A previously described pHR’-derived lentiviral transfer plasmid was used for the generation of LVs that are capable of stably transducing target T cells with a desired genetic construct [72]. In this case, the genetic construct encoded a fully murine, second-generation CAR sequence, as depicted in Figure 2. The designed CAR encodes an EF1α core promotor and Igκ leader sequence, followed by a VHH-cloning site, a murine CD8α-derived hinge and transmembrane region, a murine 4-1BB co-stimulatory unit, and a murine CD3ζ-derived T cell activation domain (Figure 2). The complete DNA sequence of the CAR construct used is provided in Supplementary Figure S1.
This DNA molecule, flanked by 20-nucleotide-long pHR’ overhangs, was ordered to demand from Integrated DNA Technologies (IDT) (Figure 2, panel below). The commercialized Gibson assembly method (IDT, Coralville, IA, USA) was executed to integrate the ordered CAR sequence into the triple helix and 3′ ∆U3 long terminal repeat-containing pHR’ backbone, after ClaI/XhoI vector linearization (Thermo Fisher Scientific). PstI/BstEII restriction (Thermo Fisher Scientific) followed by T4 DNA ligation (Thermo Fisher Scientific) ensured the VHH’s incorporation into the VHH-CAR-containing lentiviral backbone. The transformation of competent NEB5-α E. coli (New England Biolabs), firstly, and XL1-Blue E. coli (TransformAid Bacterial Transformation Kit; Thermo Fisher Scientific), secondly, allowed for large-scale plasmid production (NucleoBond Xtra Maxi kit; Macherey-Nagel, Düren, Germany). OD260/OD280 measurements were performed for the assessment of the yield and quality of the obtained plasmids. All plasmids were fully sequenced for quality control (NightXpress Mix2Seq Kit, Eurofins Genomics, Konstanz, Germany).

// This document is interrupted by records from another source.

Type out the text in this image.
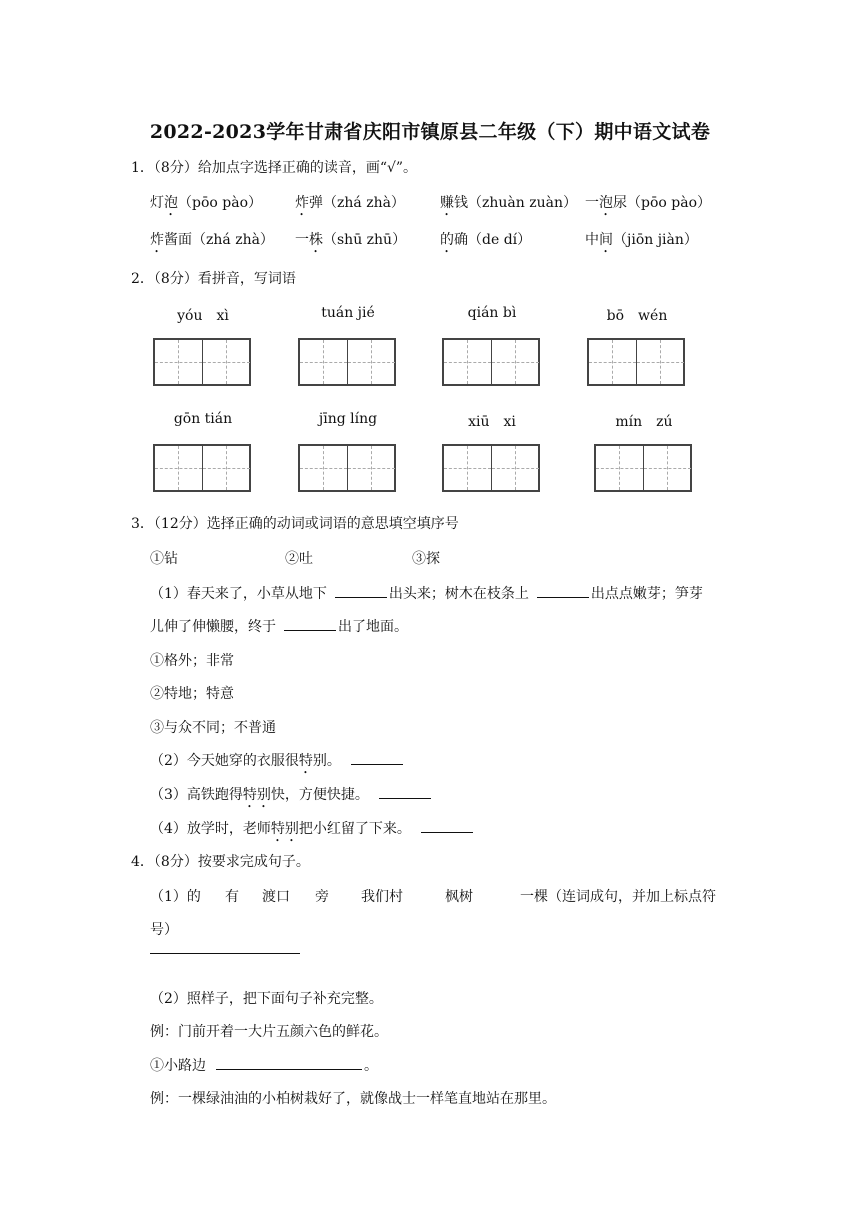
2022-2023学年甘肃省庆阳市镇原县二年级（下）期中语文试卷
1．（8分）给加点字选择正确的读音，画“√”。
灯泡（pōo pào） 炸弹（zhá zhà）	赚钱（zhuàn zuàn） 一泡尿（pōo pào）
炸酱面（zhá zhà） 一株（shū zhū） 的确（de dí）	中间（jiōn jiàn）
2．（8分）看拼音，写词语
yóu　xì	tuán jié	qián bì	bō　wén
gōn tián	jīng líng	xiū　xi	mín　zú
3．（12分）选择正确的动词或词语的意思填空填序号
①钻	②吐	③探
（1）春天来了，小草从地下	出头来；树木在枝条上	出点点嫩芽；笋芽
儿伸了伸懒腰，终于	出了地面。
①格外；非常
②特地；特意
③与众不同；不普通
（2）今天她穿的衣服很特别。
（3）高铁跑得特别快，方便快捷。
（4）放学时，老师特别把小红留了下来。
4．（8分）按要求完成句子。
（1）的 有 渡口 旁 我们村	枫树	一棵（连词成句，并加上标点符
号）
（2）照样子，把下面句子补充完整。
例：门前开着一大片五颜六色的鲜花。
①小路边	。
例：一棵绿油油的小柏树栽好了，就像战士一样笔直地站在那里。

5.5. LV Production and T Cell Transduction

The production of LVs encoding the different VHH-CARs was performed via the co-transfection of HEK293T cells with lentiviral transfer plasmids (the VHH-CAR pHR’ plasmids described above), packaging plasmids (pCMVΔR8.9), and envelope-encoding plasmids (pMD.G) at a 3:2:1 plasmid ratio via procedures previously described in [72,73]. The packaging and envelope plasmids were kindly gifted by Prof. Trono (University of Geneva Medical School, Geneva, Switzerland). The HEK293T culture supernatant containing the produced LVs was collected at 48 and 72 h post-transfection, supplemented with 10 µg/mL of protamine sulfate (LeoPharma, Ballerup, Denmark), and directly used for the transduction of reporter DO11.10 T cells.

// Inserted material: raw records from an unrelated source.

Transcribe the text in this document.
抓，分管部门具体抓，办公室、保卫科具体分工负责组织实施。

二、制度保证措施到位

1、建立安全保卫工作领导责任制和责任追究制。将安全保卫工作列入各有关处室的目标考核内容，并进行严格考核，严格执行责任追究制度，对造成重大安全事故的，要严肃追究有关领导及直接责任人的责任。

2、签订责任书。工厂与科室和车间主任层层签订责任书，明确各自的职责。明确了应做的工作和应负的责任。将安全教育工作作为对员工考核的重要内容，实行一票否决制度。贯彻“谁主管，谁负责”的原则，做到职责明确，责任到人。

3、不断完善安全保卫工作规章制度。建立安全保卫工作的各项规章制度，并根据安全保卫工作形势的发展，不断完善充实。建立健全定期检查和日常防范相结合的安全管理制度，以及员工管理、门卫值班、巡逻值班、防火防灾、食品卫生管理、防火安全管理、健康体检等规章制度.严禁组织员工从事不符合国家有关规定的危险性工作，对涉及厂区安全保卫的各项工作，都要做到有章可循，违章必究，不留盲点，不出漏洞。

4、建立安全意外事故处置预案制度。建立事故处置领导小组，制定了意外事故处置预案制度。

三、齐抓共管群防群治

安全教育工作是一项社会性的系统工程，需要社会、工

5.6. Evaluation of Transduction Efficiency

Transduction rates were measured via flow cytometry by subsequent staining with 100 nM of the 5T33 IgG2b mAb [48] and the FITC-labeled anti-mouse IgG2b mAb (BD Biosciences). The VHH-R3B23-CAR was subsequently stained with a biotinylated anti-VHH mAb (MonoRab Rabbit Anti-Camelid VHH mAb, GenScript, Rijswijk, The Netherlands) and streptavidin–PE (BD Biosciences). All staining steps were performed according to the manufacturer’s instructions. The cell fluorescence was measured with a BD Biosciences FACSCelesta flow cytometer, and the data analysis and visualization were performed with the FlowJo 10.9.0 software (BD Biosciences).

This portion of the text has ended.